Pundits React to the Cosmos Reboot
Greg Pollowitz at the National Review thinks Cosmos is boring;
I think we have a real dud of a show in the making.
I beg to differ, my reviews of Cosmos are here and here.
Daily Beast’s David Sessions, argues that Bruno was a theologian not a scientist.
What Cosmos doesn’t mention is that Bruno’s conflict with the Catholic Church was theological, not scientific, even if it did involve his wild—and occasionally correct—guesses about the universe.
Sessions must have fallen asleep while watching the episode, because I distinctly remember De Grasse Tyson mentioning that Bruno’s was not a scientist.
Andrew Sullivan at the Dish, finds the history lessons cartoonish.
The segment previewed above is on the 16th century priest and philosopher Giordano Bruno, which includes deGrasse Tyson intoning that the Roman Catholic Church sought to “investigate and torment anyone who voiced views that differed from theirs”. Really?
Yes, really. Has the great scholar of history not heard of Galileo? Besides, what does it matter if Bruno was not a scientist? I thought Andrew Sullivan was against torture. Or is torture okay if condoned by the Catholic Church?

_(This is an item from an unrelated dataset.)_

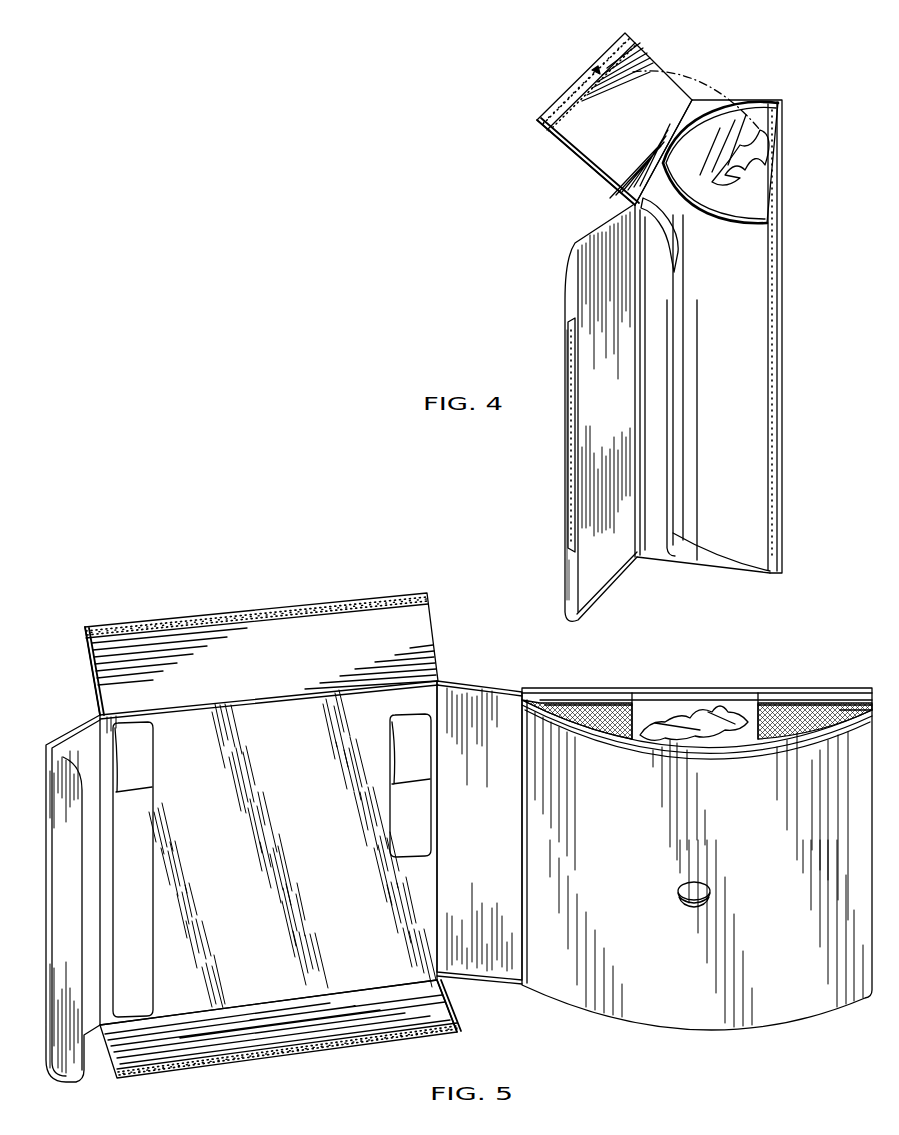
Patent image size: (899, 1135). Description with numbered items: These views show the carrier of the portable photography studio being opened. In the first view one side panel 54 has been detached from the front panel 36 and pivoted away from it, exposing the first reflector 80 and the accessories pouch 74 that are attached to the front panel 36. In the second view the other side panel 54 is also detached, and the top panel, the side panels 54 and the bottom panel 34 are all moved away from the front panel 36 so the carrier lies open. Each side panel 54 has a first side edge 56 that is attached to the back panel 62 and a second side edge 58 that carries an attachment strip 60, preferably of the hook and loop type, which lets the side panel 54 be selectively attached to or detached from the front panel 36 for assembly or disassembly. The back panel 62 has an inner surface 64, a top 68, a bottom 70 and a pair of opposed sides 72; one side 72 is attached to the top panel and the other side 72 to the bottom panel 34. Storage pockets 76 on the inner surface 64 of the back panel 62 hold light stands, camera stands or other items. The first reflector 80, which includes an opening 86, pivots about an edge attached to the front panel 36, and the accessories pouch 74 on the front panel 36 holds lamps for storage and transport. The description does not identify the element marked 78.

Besides have Sessions and Sullivan not heard of Copernicus? He delayed the publication of his book until the year of his death. The book, postulated a heliocentric solar system based on his observations of the planets. Perhaps, because as a man of the cloth, Copernicus was aware of the blow back from the Church if he published his thesis.
What exactly is Bruno’s being a priest supposed to prove? In fifteenth and the sixteenth centuries, not many besides priests and noble men had the time to dedicate their life to philosophical or scientific questions. I don’t really get Sullivan’s and Sessions’ criticism.
Posted on April 3, 2014, in Physics, Politics, Punditubbies say Hello, Science, TV shows and tagged Andrew Sullivan, Cosmos. Bookmark the permalink. 2 Comments.
I will freely admit to not being an expert historian, but all you have to do is read the entertaining Galileo’s Daughter by Dava Sobel to know that, at that period of Church history, science WAS theology, and any scientific discoveries that contradicted the Bible’s view of the universe as being centered around the Earth were religious heresy, punishable directly by the Roman Catholic Church.
This is basic, basic stuff and I’m embarrassed that these guys are so clueless about it.
Add that to a long list of things that Pundits should know but don’t.